This morning, while getting ready for church, I had just turned on a song called "You Make Beautiful Things" (see video above) when Brock climbed up in my lap. I noticed him watching the video and thinking about what he was hearing. When this line in the song was sung, it sparked the following conversation: |
Me (thinking from the perspective of the song's context and someone wanting to change): "Well, yeah, they can. Jesus gives us the power to change."
Brock: "But I don't want my life to change."
Blaine: "You wouldn't want your life to be better? Even when we have good lives, knowing Jesus makes life greater, and Jesus makes us happier.
Brock: "Well, I can just make myself happy."
And I'll confess, my mothering heart always initially panics a little when he makes these statements. As someone who has experienced the grace and forgiveness of Christ and who enjoys the peace and rest and joy that come with knowing God, I can't help but want the same thing for my children. I want them to love Jesus, to want to follow him and show his love and grace to the world around them. So I admit that it definitely plants a small fear in my heart to hear my little 4 year old essentially say, "I don't need Jesus. I want to do it on my own." I have done it on my own, and I have failed, so naturally I don't want my children to experience the pain and darkness and restless dissatisfaction that are the consequences of rebellion and separation from God.
But as I thought about these things the rest of the morning, I started to see them in a different light.
I think I always feel like we've somehow failed Brock in the spiritual department when he says he doesn't need God. Like we messed something up if he doesn't just accept what we teach him about Jesus and automatically feel a desire to surrender his will to Christ. But then it occurred to me that I don't want my children to adopt a mindless faith just because that's what we've taught them. I want them to believe it because they have found it to be true. I want them to experience the truth of Christianity for themselves and not just inherit a worldview from their mom and dad.
Brock is a thinker, an analyst. So maybe he will need to question it and wrestle with it and see how it holds up under examination. And honestly, I'm okay with that. I'm comfortable with him having questions because Blaine and I have had them too, and we also have searched for and found answers. Maybe faith won't come easily to Brock. But how much more precious and real and meaningful and life-transforming that faith may be if he has to really struggle and search for it.
The other point that I realized was echoed in a statement Blaine quietly made after the conversation with Brock ended this morning. After our 4 year old proclaimed that he didn't want his life to change and that he would just make his own self happy, Blaine said, "If that isn't a picture of humanity right there."

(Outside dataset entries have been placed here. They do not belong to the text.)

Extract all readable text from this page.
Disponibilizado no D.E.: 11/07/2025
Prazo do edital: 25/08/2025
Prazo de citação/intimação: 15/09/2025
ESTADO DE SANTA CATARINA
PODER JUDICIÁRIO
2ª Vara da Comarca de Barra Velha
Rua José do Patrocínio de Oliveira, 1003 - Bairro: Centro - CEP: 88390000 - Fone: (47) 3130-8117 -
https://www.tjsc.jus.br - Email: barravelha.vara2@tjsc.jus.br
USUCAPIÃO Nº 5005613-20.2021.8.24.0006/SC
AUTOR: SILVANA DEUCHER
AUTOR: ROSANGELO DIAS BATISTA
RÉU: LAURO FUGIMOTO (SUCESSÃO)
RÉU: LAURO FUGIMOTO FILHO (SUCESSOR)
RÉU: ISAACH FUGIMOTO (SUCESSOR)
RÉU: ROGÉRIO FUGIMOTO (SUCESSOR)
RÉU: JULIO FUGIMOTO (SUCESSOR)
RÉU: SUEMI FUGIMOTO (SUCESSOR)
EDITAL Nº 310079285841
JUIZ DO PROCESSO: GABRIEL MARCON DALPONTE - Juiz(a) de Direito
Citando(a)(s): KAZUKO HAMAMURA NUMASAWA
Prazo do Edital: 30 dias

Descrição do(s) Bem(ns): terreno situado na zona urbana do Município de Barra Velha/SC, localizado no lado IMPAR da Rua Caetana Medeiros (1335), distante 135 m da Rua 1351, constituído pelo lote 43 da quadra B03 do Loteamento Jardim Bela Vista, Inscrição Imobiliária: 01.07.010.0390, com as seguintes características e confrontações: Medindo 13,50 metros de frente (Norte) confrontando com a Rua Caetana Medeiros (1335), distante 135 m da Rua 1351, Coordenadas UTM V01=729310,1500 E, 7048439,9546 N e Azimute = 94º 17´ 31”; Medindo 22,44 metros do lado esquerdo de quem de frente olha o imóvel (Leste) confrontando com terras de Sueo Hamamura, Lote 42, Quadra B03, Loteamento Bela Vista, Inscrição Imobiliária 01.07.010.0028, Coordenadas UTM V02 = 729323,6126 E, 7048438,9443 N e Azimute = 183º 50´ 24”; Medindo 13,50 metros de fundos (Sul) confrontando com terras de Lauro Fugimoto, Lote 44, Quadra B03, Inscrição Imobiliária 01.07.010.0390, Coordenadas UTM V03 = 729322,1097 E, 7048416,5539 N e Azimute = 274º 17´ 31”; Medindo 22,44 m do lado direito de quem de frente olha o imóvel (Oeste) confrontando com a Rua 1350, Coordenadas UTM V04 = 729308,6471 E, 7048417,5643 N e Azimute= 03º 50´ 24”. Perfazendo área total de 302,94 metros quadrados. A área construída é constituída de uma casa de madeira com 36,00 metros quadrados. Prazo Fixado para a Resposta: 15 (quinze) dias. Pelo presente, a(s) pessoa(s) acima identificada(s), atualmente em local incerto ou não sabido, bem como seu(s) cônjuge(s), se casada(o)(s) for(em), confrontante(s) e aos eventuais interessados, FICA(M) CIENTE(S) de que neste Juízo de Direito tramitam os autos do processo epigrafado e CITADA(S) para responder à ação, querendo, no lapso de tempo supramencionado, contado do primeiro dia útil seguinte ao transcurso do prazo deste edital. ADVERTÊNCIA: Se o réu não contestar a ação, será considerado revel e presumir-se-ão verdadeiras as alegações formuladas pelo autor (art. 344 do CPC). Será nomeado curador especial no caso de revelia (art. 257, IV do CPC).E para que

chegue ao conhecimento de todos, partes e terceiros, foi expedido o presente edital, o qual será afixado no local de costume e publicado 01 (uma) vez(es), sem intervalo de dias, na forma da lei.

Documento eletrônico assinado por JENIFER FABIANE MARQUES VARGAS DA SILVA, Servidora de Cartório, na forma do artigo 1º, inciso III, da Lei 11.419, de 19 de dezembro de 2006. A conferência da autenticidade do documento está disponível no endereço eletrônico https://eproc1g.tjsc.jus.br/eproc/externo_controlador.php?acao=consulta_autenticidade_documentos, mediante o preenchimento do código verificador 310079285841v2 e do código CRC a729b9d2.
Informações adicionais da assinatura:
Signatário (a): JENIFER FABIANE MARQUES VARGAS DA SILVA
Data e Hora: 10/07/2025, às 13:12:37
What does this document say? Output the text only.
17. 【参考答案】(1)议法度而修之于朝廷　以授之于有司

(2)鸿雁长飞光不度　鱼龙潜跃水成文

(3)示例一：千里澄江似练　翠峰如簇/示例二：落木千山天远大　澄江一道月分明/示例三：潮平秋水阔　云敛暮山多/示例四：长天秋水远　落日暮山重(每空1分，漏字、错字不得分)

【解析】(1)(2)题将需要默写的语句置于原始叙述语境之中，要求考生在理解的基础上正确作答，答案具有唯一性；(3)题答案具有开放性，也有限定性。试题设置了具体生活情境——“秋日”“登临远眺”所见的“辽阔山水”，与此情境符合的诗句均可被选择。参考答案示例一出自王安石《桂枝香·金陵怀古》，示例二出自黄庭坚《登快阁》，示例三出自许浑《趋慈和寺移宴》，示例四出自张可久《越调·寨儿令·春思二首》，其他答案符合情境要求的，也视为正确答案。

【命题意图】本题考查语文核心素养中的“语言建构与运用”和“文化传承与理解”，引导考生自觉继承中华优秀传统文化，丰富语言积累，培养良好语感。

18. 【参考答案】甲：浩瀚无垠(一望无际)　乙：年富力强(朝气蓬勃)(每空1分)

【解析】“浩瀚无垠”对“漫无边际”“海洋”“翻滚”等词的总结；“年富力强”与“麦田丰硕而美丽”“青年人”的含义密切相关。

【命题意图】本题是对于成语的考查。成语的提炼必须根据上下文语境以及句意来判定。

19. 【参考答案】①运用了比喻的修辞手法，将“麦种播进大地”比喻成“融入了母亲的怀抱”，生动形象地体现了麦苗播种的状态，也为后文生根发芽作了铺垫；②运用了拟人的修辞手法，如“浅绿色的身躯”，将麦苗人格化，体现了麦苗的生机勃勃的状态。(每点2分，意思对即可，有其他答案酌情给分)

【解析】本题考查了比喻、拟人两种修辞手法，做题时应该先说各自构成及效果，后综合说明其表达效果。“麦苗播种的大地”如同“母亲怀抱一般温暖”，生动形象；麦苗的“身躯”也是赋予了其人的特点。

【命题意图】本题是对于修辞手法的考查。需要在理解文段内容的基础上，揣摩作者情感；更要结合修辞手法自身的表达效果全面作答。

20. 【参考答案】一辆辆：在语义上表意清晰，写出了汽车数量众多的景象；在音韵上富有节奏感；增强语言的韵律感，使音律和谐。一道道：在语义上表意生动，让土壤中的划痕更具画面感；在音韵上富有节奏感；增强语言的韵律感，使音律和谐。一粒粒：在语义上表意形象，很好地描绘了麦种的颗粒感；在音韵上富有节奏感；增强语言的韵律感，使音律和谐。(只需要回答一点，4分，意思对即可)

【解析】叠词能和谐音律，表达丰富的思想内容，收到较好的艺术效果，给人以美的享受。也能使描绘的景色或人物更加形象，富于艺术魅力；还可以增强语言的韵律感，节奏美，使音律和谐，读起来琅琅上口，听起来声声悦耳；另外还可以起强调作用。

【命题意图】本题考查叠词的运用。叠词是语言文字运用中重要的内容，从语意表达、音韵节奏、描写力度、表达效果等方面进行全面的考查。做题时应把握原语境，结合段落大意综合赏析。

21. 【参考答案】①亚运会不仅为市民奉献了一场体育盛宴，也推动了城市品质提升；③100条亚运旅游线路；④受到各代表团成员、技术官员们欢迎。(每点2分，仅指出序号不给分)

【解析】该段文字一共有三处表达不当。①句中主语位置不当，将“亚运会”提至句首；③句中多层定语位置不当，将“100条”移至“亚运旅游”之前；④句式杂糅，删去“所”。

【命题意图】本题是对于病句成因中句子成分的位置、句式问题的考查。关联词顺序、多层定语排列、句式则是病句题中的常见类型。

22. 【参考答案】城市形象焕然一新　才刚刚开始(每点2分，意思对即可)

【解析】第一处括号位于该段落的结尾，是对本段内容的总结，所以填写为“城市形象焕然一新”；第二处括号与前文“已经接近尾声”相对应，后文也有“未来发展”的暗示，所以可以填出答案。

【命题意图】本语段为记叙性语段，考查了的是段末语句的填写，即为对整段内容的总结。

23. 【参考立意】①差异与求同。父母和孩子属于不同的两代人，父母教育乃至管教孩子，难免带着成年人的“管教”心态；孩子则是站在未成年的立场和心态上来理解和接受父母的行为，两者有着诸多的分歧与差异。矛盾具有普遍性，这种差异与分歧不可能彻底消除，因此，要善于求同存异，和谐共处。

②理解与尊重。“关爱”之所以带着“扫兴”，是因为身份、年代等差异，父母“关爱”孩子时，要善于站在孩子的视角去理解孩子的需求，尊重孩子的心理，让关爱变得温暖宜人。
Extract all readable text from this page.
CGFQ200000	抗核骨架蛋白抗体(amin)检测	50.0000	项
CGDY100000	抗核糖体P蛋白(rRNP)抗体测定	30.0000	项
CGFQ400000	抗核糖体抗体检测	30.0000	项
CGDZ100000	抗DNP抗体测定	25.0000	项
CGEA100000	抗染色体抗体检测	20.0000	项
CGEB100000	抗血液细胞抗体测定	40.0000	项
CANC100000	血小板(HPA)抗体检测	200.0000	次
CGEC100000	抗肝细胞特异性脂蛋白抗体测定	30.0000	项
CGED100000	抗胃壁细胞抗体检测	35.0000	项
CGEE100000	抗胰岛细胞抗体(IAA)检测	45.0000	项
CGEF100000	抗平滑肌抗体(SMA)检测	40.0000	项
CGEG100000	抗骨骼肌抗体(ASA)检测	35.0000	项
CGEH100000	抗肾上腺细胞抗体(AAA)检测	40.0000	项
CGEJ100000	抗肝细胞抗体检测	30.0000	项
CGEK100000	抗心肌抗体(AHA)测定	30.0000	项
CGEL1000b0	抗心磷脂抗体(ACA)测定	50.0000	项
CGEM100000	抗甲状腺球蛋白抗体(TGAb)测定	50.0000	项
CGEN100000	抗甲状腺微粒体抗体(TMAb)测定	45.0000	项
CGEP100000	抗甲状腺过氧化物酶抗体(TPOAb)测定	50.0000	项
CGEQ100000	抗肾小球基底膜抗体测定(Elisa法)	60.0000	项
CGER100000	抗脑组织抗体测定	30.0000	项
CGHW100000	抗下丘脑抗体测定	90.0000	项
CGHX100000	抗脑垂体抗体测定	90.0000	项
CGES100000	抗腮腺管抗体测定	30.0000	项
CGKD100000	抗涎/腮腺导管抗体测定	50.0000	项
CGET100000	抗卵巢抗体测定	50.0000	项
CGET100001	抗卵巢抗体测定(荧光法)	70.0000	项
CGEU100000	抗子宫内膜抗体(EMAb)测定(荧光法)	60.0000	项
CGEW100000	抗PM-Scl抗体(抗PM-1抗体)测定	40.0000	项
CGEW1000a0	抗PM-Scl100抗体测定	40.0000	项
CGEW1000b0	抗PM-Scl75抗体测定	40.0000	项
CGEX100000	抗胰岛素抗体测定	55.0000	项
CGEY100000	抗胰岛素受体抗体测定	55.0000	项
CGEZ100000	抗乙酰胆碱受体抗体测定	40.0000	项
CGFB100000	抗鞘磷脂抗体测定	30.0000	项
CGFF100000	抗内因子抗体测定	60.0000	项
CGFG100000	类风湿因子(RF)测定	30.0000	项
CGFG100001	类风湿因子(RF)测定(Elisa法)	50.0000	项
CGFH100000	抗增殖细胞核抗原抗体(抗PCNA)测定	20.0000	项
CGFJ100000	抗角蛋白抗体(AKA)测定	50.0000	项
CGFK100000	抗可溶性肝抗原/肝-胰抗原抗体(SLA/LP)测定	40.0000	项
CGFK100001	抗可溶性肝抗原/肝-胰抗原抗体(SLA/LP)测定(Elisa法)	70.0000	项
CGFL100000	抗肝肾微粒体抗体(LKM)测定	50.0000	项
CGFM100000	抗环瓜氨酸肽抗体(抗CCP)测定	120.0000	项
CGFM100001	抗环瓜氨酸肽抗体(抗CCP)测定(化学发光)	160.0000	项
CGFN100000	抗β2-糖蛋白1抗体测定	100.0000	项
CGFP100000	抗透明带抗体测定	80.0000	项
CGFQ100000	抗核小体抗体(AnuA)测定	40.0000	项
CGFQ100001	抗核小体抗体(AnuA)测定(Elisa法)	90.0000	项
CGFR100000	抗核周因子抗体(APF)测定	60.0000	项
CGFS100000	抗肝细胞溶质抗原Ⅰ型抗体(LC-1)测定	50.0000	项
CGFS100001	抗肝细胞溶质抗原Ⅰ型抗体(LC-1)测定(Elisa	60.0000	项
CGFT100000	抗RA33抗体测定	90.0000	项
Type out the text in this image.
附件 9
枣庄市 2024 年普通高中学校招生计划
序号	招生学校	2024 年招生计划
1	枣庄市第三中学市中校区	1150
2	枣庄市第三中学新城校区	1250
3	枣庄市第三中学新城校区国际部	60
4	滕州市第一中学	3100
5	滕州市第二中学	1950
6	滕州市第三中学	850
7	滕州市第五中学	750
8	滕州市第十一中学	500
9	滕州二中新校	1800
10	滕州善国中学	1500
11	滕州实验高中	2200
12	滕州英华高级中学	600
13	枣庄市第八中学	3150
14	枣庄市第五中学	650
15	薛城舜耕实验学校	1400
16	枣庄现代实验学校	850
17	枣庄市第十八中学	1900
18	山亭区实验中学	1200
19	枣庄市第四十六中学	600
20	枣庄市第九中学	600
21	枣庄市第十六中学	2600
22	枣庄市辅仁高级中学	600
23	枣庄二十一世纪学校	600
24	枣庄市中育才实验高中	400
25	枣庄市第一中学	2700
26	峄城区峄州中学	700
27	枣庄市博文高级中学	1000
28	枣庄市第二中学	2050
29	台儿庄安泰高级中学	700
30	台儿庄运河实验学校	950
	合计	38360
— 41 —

And that's the truth. Whether you are a believer or an unbeliever, there is always (for Americans at least) the temptation, the tendency to see this world and our lives as belonging only to us. To live under the assumption that we control our destinies, that our happiness is up to us, that we submit to no one. If things are going well in our lives, if everything is good, we have no need of some supernatural Creator outside of ourselves.
I recently finished the first five seasons of Parenthood on Netflix (call me Mrs. Productive). If you've seen the show, you may have noticed how the Braverman family feels about spirituality. Baseball is more of a religion to them than anything having to do with God or church. Throughout the seasons they indicate in different ways that they aren't really believers in anything supernatural. Adam Braverman, at one point early in the show, pretty much scoffs at the idea of faith or a belief in God. They have no need of it. Until his wife is diagnosed with breast cancer and in one episode almost dies because her body goes into septic shock. After watching her videotaped goodbyes to the family, Adam breaks down in prayer next to her hospital bed and begs for her life. (Fast forward to 3:13 for this specific scene).
So it shouldn't surprise me that this is my son's response. It was and sometimes still is my own response. I don't want my life to change when things are good. I don't need Jesus because I can do things on my own. I'm self-sufficient. I'm independent. I've got this under control.
Except that I'm not and I don't. Even if you and I live under this illusion 95% of the time, there are still those moments when we are faced with our own mortality, our own limitations, our own inadequacies, our failures, our weaknesses, our vices, our frailty. Those moments when the rug is pulled out from under us and we have no choice but to acknowledge our littleness.
That littleness is always there. We just don't always want to see it. But I think if we could see it and really understand it, our hearts would be much more ready and willing to say, "We really do need you, Jesus. Please change us."